Emanuel Levy of Variety gave the film a negative review, writing: "Autumn in New York is not a bad picture, just utterly banal. Desperately eager to register as a love affair in the mold of Hollywood's classics, Joan Chen's tediously sappy romantic meller is a kind of modern-day Love Story, with a 'new' twist: The casting of Richard Gere as a suave lover old enough to be Winona Ryder's father. MGM release, which went into theaters without a press screening, should enjoy a decent opening due to an aggressive marketing campaign targeted at young susceptible femmes, but tearjerker should be out of sight long before the season in which its pedestrian story is set."

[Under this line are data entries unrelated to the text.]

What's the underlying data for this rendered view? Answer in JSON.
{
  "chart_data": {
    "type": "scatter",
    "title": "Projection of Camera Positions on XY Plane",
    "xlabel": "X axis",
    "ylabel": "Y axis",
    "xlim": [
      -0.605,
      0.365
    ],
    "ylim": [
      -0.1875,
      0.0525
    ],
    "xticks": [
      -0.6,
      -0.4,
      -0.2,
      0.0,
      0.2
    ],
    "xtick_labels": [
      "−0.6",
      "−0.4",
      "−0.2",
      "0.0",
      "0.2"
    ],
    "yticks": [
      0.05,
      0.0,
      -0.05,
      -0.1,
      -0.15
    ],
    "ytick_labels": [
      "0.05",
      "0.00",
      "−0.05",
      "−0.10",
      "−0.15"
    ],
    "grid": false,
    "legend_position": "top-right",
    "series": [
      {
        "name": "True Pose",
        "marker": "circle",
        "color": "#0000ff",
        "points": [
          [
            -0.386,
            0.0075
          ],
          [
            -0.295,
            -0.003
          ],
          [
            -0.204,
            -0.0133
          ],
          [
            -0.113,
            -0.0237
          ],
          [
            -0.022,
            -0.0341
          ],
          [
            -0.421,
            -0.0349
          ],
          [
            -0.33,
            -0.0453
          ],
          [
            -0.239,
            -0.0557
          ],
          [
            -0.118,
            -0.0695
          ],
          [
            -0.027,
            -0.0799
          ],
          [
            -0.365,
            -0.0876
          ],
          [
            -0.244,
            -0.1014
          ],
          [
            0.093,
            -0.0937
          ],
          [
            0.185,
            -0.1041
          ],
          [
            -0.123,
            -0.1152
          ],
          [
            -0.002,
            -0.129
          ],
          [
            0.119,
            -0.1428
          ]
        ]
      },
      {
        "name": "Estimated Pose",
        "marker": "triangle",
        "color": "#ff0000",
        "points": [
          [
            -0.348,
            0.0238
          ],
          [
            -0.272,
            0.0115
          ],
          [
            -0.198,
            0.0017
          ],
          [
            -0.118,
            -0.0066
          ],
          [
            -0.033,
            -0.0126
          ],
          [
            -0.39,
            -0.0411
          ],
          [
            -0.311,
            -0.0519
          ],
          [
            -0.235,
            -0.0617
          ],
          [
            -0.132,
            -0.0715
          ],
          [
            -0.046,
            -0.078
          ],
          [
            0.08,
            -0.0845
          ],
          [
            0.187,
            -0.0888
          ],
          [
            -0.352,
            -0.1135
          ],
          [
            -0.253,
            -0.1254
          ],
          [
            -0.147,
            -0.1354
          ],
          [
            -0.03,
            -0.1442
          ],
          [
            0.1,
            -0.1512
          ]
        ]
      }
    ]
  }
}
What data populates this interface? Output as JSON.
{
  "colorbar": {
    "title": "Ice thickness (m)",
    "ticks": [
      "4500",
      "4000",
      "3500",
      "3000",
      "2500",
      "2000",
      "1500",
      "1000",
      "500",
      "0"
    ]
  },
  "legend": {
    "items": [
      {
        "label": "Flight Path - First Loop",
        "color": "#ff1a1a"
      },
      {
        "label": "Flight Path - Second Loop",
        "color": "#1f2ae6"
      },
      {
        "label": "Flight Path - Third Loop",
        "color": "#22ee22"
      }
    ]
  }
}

Owen Gleiberman of Entertainment Weekly wrote: "It's unfortunate that the film was directed by Joan Chen, who made the shattering Xiu Xiu: The Sent Down Girl. The gentle humanism of Chen's touch is much in evidence here, yet she can't undo the howler at the movie's center – namely, that Gere's serial dater has conveniently chosen to fall in love with the one young woman in Manhattan who won't be around in six months anyway." Peter Rainer of New York wrote that Chen had a "lovely sense of film rhythm and a sophisticated eye for luxe effects, but she fell into a vat of goo and there's no climbing out of it".

===Awards===
The film was nominated for Worst Screen Couple (Gere and Ryder) at the 21st Golden Raspberry Awards, but lost the award to Battlefield Earth.